[2012130] Mangina

[2012130] Mangina

Amanda Monroe @ The Spare Room

11:00pm, Mon 12 Mar 2012

With the suggestive title and presence in the “Comedy” section and flashy advertising and references to Drags Aloud, you’d expect Mangina to be a somewhat seedy comical pisstake of life as a drag queen.

Nothing could be further from the truth.

Whilst there certainly is an occasional humorous snippet in Mangina, the bulk of the performance takes place in Amanda Monroe’s former life – that of a largely unhappy, and definitely troubled, man. Starting from her earliest memories – as a three-year-old boy, wanting to play with his sister’s white dress – through childhood, where her desire was to be the sporty academic that her parents desired, there’s obvious lines of conflict in Amanda’s upbringing; and when she speaks frankly about her parents being worried about her sexuality (back in the less liberal fifties & sixties), there’s a real sense of… well, maybe not menace, but certainly pointed concern… and of a projected wrongness.
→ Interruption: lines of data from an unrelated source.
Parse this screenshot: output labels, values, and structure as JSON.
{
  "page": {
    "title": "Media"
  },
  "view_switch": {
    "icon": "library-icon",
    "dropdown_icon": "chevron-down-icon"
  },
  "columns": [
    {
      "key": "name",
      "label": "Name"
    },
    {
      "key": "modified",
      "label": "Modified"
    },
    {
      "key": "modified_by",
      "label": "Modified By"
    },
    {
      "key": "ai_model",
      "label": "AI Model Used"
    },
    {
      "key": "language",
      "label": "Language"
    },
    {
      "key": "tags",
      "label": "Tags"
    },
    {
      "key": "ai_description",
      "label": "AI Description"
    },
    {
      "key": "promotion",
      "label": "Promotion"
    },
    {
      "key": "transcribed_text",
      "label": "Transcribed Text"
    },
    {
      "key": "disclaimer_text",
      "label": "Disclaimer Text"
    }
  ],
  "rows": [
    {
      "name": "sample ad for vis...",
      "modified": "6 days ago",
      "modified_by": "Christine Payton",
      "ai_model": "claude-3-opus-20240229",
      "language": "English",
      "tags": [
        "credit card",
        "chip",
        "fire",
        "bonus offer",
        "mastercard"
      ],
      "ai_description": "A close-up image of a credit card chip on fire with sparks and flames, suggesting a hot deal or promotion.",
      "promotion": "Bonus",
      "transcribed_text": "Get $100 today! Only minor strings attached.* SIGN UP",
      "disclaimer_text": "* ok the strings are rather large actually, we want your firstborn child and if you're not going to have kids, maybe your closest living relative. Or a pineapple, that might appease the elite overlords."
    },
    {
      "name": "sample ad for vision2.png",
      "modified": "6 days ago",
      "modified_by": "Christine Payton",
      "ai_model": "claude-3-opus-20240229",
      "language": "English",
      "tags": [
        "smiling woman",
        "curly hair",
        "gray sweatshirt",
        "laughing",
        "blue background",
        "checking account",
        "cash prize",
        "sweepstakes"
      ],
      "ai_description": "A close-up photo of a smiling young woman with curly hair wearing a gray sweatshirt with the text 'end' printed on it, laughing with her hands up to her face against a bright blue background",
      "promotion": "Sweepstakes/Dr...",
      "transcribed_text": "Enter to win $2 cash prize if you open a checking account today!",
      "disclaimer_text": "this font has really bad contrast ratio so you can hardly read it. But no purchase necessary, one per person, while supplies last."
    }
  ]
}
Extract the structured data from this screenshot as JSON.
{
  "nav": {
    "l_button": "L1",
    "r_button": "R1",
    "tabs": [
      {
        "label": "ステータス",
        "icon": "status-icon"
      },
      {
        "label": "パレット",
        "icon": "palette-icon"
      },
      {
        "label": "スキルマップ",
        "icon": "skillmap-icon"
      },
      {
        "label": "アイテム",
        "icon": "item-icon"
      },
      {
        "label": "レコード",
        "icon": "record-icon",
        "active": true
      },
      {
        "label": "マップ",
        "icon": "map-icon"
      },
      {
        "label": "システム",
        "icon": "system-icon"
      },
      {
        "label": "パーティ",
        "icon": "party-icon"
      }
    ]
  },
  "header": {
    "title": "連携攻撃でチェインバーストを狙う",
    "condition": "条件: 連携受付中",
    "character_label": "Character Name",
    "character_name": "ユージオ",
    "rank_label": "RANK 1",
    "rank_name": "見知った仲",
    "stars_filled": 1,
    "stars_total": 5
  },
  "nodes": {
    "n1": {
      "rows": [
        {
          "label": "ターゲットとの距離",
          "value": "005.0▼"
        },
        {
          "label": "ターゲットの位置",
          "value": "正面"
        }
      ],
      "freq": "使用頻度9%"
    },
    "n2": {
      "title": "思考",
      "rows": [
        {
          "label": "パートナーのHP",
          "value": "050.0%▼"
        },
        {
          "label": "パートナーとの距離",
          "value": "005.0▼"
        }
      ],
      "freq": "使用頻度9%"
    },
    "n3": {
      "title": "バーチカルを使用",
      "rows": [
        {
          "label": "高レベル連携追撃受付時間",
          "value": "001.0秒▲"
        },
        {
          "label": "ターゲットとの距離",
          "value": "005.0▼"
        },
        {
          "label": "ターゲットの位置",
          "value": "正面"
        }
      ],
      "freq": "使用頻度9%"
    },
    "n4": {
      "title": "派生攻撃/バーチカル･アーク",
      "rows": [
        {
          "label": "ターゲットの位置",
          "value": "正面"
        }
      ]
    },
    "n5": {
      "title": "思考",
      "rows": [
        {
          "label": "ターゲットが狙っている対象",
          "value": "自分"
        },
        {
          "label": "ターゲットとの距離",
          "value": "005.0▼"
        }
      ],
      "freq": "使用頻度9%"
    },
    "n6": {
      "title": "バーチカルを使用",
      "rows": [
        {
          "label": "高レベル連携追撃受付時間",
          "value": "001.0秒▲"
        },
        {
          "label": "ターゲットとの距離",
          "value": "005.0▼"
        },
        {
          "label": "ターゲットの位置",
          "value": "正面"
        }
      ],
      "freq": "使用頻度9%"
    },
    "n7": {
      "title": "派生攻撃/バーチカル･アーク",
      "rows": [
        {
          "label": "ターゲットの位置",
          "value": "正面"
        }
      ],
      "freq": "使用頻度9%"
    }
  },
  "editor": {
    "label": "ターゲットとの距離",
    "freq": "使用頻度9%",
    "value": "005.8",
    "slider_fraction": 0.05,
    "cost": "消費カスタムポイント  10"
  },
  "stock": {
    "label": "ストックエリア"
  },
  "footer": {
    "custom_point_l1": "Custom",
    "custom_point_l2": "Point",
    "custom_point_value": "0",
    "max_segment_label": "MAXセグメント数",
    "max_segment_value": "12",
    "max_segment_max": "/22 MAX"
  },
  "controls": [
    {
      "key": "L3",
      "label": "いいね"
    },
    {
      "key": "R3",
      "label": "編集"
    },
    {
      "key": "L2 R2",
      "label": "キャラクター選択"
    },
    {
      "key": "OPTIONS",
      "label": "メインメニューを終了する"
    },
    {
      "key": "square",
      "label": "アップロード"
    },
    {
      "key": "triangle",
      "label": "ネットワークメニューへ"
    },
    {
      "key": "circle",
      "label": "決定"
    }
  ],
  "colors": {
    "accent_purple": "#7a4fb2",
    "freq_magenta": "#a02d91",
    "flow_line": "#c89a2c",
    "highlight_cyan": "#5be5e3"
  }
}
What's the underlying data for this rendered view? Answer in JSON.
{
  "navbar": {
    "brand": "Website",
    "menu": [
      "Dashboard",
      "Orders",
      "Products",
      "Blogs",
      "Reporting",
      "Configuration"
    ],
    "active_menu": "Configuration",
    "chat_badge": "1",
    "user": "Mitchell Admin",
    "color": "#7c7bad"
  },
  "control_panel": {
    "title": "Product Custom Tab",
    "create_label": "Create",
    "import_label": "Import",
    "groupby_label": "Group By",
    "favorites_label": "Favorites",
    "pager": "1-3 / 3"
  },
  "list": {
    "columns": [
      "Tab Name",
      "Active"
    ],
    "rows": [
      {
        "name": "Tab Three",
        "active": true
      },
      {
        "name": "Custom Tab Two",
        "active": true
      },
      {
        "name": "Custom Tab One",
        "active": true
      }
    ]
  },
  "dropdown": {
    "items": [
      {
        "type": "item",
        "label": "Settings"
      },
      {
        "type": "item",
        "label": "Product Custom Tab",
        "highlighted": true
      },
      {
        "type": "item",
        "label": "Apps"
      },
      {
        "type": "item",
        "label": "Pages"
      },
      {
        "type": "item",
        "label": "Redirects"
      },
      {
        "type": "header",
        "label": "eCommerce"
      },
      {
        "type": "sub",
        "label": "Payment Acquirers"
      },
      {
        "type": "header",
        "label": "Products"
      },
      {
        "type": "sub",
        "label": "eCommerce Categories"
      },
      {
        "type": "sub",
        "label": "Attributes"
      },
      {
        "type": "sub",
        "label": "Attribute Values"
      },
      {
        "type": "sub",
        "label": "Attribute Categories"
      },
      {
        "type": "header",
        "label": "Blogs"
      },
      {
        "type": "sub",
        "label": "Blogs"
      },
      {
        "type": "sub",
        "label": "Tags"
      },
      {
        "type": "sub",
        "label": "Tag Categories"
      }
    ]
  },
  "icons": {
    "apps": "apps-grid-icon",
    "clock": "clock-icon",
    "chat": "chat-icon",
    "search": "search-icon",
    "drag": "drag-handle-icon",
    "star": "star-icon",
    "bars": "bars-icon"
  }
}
Escaping from small-town Australia into Sydney, she encountered the scene surrounding Les Girls… and then she discovered that drugs clouded that part of her psyche that still wanted her sister’s white dress, making things easier to deal with. Cue a descent from dope to LSD to heroin, and thence to an overdose; recovery, taking stock, relapse, another overdose.

After nearly dying for the second time, Amanda tells us, the feeling of cheating death was palpable; she decides that her male façade actually has died and is reborn… as the woman she always wanted to be (and which some of her drag friends had always recognised in her). As soon as she starts dressing as a woman, the emotional weight lifts.

To this point, Amanda’s performance had been… well, very raw, with no-holds-barred descriptions of the trials and tribulations of the male part of her life; there’s the odd humorous aside, but there’s no doubting that these were not happy memories. But once her story reaches the stage of her physical transformation, her tales have a richer vein of comedy in them: despite the pain in the procedures, the manner in which she details her facial and breast surgeries is almost joyous. Hearing Amanda describe how getting face-work done (first Botox, and then losing the “Louis Vuittons” – the bags under her eyes) made her feel real in the mirror… well, that was just uplifting stuff.

Whilst Monroe’s narrative could do with some tweaking – there’s a few threads that don’t really go anywhere, and the pacing can be a little uneven – it’s a wonderfully compelling story of a person finding their way in the world. It’s just a shame that the surprise of such a universally positive message is hidden behind the lurid suggestions of the advertising; I’d hate to think what a boozy Friday night crowd would have done within the tight confines of The Spare Room.